Overall, the estimated incidence of being diagnosed with a neurological or mental health disorder following a COVID infection was 34%, the study led by researchers at the University of Oxford found when looking at 14 neurological and mental health disorders.
For 13% of these people, it was their first recorded neurological or psychiatric diagnosis.
The most common diagnoses after having the coronavirus were anxiety disorders (occurring in 17% of patients), mood disorders (14%), substance misuse disorders (7%), and insomnia (5%). The incidence of neurological outcomes was lower, including 0.6% for brain hemorrhage, 2.1% for ischemic stroke, and 0.7% for dementia.
After taking into account underlying health characteristics, such as age, sex, ethnicity and existing health conditions, there was overall a 44% greater risk of neurological and mental health diagnoses after COVID than after flu, and a 16% greater risk after COVID than with respiratory tract infections.
Since the coronavirus emerged in China in late 2019, over 132 million infections have been reported, including more than 2.8 million deaths, according to data from Johns Hopkins University.
Professor Paul Harrison, lead author of the study from the department of psychiatry at Oxford, said the study highlights the need for health systems to be equipped to deal with potentially higher numbers of neurological disorders in survivors of the virus.
"These are real-world data from a large number of patients.

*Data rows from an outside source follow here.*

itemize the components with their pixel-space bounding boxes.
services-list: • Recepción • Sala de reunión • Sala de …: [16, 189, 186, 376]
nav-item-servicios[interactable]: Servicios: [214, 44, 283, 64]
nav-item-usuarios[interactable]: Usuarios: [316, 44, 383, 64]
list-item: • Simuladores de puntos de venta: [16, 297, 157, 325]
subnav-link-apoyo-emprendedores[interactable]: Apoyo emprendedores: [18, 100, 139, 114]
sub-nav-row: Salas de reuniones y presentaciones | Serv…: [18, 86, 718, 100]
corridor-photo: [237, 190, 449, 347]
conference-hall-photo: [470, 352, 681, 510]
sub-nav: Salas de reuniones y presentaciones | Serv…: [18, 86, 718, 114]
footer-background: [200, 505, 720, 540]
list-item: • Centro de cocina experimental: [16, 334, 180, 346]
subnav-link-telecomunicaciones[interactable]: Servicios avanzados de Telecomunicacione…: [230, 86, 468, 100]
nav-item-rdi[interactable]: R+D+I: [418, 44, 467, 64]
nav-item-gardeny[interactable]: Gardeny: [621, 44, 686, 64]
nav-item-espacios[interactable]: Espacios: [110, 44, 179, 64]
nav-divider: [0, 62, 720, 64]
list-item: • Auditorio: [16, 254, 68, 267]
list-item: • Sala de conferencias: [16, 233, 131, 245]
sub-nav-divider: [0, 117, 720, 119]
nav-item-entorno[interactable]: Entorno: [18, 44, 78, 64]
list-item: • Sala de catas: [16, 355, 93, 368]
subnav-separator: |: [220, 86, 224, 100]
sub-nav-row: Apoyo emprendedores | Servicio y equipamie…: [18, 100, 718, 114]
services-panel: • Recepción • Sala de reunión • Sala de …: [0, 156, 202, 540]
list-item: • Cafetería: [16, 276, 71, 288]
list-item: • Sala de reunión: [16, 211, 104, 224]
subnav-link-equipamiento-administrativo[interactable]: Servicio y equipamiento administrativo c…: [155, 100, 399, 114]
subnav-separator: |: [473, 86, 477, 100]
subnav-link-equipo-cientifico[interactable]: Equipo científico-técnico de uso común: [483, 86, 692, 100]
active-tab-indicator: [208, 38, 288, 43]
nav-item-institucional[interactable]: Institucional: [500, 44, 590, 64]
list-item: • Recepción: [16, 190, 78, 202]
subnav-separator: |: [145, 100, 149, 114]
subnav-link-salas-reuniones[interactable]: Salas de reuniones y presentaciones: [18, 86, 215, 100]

They confirm the high rates of psychiatric diagnoses after COVID-19, and show that serious disorders affecting the nervous system (such as stroke and dementia) occur too. While the latter are much rarer, they are significant, especially in those who had severe COVID-19," he said.
"Although the individual risks for most disorders are small, the effect across the whole population may be substantial for health and social care systems due to the scale of the pandemic and that many of these conditions are chronic. As a result, health care systems need to be resourced to deal with the anticipated need, both within primary and secondary care services."
Dr. Max Taquet, a co-author of the study, said further research needs to be done to see "what happens beyond six months."
"The study cannot reveal the mechanisms involved, but does point to the need for urgent research to identify these, with a view to preventing or treating them."
Since the pandemic emerged and spread throughout the world in spring 2020, there have been a number of investigations into the short and long-term effects of the virus. The University of Oxford's psychiatry department noted that there has been growing concern that survivors might be at increased risk of neurological disorders.
"A previous observational study by the same research group reported that COVID-19 survivors are at increased risk of mood and anxiety disorders in the first three months after infection. However, until now, there have been no large-scale data examining the risks of neurological as well as psychiatric diagnoses in the six months after COVID-19 infection," the department said.